Call your mom! I remember my roommate telling me this on September 17, 1996. He continued to tell me how there was a shooting on the HUB lawn, and I needed to make sure my mom knows that I am O.K. Melanie Spalla lost her life that day. I need to apologize to her and her family for I had to look up her name. I also had to look up the date of the attack.
In the stories of school shootings, this one does not get remembered. It was not “tragic enough.” However, any act of violence is too much violence.
Malcolm Gladwell is a very talented author. I have personally enjoyed a number of his books, Outliers being a particularly good one. He writes for the New Yorker and recently wrote a story about school shootings called “Thresholds of Violence How school shootings catch on.”
He describes well the web of confusion that results when you try to analyze and figure out why school shootings happen. He refers to work done by Mark Granovetter who studied riots.
But Granovetter thought it was a mistake to focus on the decision-making processes of each rioter in isolation. In his view, a riot was not a collection of individuals, each of whom arrived independently at the decision to break windows. A riot was a social process, in which people did things in reaction to and in combination with those around them.
On their own, one person may not “turn over a car.” However, it only takes one person to start. Then it becomes easier for someone else to participate. Then it becomes even easier for the next person to join in. This is what Granovetter means by calling it a “social process.” Gladwell applies this concept to school shootings, where similar to riots, other people “join in” because others went before them.
Yes, if you take this approach, it can easily scare you to think where this is going on.
I do not want to you leave you thinking that shootings will continue to increase in numbers. I pray they do not. I do want to leave you with some thoughts offered by Taylor Bird in “What Can Churches Learn from School Shooters?”

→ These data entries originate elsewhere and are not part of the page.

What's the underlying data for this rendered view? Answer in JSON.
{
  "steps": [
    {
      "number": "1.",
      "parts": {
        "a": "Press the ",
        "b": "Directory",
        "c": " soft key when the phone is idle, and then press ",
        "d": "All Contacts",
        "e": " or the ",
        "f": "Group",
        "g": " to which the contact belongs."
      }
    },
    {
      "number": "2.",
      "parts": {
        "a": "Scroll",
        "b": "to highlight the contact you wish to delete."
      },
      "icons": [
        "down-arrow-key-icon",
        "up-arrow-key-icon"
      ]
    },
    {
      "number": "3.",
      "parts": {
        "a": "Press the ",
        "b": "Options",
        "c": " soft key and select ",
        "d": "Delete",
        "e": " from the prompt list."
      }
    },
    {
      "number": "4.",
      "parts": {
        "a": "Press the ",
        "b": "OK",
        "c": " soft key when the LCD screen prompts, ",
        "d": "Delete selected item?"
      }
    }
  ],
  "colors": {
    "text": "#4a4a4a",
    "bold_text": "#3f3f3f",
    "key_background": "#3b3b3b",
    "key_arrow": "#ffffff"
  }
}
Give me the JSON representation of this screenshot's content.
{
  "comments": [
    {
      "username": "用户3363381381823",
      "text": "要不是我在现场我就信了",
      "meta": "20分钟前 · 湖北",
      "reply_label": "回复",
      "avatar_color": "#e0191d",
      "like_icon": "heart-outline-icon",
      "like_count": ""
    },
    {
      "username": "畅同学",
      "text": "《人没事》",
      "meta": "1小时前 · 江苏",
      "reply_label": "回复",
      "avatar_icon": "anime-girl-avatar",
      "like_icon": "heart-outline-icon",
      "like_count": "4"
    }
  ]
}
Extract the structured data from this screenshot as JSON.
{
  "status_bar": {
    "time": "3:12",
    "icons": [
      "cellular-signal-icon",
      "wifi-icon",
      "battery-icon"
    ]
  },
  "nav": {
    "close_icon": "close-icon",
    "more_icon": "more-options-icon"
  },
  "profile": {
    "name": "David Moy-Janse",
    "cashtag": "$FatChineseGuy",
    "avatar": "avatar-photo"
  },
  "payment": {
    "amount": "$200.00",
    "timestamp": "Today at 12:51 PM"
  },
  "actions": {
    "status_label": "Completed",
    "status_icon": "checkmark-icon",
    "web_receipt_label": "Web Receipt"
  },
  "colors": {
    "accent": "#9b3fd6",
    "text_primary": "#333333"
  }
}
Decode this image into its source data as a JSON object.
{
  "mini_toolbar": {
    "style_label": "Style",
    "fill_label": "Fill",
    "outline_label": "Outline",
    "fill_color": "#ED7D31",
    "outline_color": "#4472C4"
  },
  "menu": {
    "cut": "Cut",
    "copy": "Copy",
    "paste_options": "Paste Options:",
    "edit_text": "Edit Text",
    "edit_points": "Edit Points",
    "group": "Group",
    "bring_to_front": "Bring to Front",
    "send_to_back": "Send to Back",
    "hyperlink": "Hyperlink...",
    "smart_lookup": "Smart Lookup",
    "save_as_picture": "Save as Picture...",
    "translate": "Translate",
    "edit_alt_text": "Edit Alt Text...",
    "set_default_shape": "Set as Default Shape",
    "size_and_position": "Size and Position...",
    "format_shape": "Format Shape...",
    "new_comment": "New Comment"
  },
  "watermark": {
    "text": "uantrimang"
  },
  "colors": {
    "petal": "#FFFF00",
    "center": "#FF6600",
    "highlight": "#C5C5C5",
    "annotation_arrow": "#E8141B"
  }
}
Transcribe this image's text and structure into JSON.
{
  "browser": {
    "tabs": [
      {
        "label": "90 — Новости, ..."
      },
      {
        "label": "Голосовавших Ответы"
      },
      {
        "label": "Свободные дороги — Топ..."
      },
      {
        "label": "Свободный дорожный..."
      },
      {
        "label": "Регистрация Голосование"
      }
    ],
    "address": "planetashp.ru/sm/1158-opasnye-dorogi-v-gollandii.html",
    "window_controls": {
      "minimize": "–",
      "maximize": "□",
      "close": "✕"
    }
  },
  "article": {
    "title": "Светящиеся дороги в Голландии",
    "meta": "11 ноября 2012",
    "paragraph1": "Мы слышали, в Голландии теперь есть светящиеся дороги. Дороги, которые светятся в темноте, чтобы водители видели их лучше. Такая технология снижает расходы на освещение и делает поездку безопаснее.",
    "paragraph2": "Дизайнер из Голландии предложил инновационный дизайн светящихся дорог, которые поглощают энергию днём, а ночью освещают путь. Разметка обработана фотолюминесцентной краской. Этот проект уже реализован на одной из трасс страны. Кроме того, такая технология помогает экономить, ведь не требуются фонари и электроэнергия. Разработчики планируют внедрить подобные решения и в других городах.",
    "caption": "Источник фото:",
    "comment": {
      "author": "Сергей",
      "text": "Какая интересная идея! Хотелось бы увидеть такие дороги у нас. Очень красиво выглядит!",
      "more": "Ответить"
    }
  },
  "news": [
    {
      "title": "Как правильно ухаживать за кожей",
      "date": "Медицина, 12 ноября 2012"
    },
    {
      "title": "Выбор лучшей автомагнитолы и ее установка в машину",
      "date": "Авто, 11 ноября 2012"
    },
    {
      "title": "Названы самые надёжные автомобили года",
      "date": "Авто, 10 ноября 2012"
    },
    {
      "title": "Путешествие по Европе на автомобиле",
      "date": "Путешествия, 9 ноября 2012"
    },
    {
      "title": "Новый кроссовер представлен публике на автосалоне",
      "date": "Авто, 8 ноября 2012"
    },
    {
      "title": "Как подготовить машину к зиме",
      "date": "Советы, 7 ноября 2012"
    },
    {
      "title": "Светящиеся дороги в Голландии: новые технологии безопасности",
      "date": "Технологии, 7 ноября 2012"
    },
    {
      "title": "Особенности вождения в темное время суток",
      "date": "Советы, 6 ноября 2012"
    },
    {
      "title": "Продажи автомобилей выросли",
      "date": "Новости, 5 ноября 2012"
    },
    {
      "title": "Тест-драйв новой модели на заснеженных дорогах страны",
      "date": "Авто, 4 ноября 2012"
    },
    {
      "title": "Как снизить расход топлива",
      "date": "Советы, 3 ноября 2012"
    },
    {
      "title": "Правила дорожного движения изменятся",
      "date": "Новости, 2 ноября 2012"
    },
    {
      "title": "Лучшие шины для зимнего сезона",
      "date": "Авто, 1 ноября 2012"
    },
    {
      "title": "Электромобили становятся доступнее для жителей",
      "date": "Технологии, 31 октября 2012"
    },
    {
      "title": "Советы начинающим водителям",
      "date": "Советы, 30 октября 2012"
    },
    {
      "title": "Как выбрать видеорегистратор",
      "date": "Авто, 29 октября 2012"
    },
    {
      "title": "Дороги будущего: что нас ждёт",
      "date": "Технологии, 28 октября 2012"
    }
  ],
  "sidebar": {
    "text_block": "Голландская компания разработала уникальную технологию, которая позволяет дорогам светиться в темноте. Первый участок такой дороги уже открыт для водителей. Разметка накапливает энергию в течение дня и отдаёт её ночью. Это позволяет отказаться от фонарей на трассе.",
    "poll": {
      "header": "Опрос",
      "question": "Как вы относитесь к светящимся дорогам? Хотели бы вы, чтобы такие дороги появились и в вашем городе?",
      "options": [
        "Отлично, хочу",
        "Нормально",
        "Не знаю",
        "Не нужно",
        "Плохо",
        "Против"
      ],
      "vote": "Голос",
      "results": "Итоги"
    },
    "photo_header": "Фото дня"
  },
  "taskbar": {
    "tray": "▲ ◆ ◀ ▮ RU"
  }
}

He is reflecting on Gladwell’s article as well. He asks, if people are learning to repeat patterns they see, then why can we not do this in reverse?
But what if the opposite were also true? What if we took some of the tenets of Granovetter’s proposal and reversed them? Might there also be Spirit-orchestrated “thresholds of grace”? Might we instead provoke one another in the church to commit positive, life-giving acts?
I like this idea. Why not seek to gain momentum the other way? There are so many kids doing great things out there. We need to celebrate these stories more and more. Let us put them on the news. Let us fill the airways with stories of kids being heroes, kids saving the world.